Although this blog focuses on our efforts to be faithful followers of Christ, our hope is fully in God’s grace. It is not a cheap grace, and it will cost us everything to accept it, but neither can we earn it. When we stand before God, our sole response must be that we have thrown ourselves on the mercy of our Advocate, Jesus Christ the Righteous. Our most righteous acts are still as filthy rags before the Holy God. This does not mean we cannot please him. In fact, God is easily pleased, but he is impossible to satisfy.
To modern ears, lauding the power of self-negation sounds so negative. The world tells us to taste, touch, feel, do, and just be who we are. Of course, God wants us to do all those things, but he knows we will enjoy the sensual life most within boundaries. The Evil One lies that we will be happiest without limits. Take sex, a very good gift of God, intended for our pleasure and for bearing children. Outside of marriage, sex sows pain and destruction in our lives.
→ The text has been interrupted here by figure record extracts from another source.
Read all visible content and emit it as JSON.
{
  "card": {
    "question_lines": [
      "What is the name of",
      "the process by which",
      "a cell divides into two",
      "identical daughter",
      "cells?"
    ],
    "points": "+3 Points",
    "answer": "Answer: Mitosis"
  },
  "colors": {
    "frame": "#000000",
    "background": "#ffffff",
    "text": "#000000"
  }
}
God does not call us to deny ourselves because he is grouchy and mean but because he loves us and wants us to be happy—his kind of happiness, which is deep and true and right. Like a key to a locked door leading to a wonderful room, self-denial is the means of restoring a measure of the life he originally intended for us before sin and death entered the world. We say no to ourselves to say yes to life. In heaven, sin will not be present and self-denial will no longer be necessary, because we will be free of selfishness. We will only want to do good, and the enervating resistance to sin will be no more.
Living like it is not about you, but all about God, turns the natural order of the world on its head. It unlocks the deep mysteries of the universe. The way up is the way down. The way to live is first to die. To become wise we must become fools. These counter-intuitive mysteries make sense when we understand who God is, how we were originally made, how we rebelled, how we can be redeemed, and God’s plan for a new heaven and a new earth. The more we walk in reality, the more the “foolishness” of the cross—of life triumphing over death—shames the “wisdom” of the world.
God’s ways are more invigorating than our ways. He leads us to live a more daring life. He is not safe, and he will challenge us to walk through minefields with our eyes closed. He wants us to walk by faith, not by sight. He wants to lead us, and he wants us to learn to hear his voice and to trust him.
Thankfully, he can see around corners, making all things work together for good for those who follow in faith. This is not to say we will never be blown up by one of the mines, figuratively or literally. We will all die, and before that we may lose our reputations, our homes, our families, our health, our comfort. But like the apostles, ten of whom were martyred, God will also use our triumphs and our defeats to his glory and for our eternal good.
In the words of the twentieth-century martyr Jim Elliot, “he is no fool who gives what he cannot keep to gain that which he cannot lose.”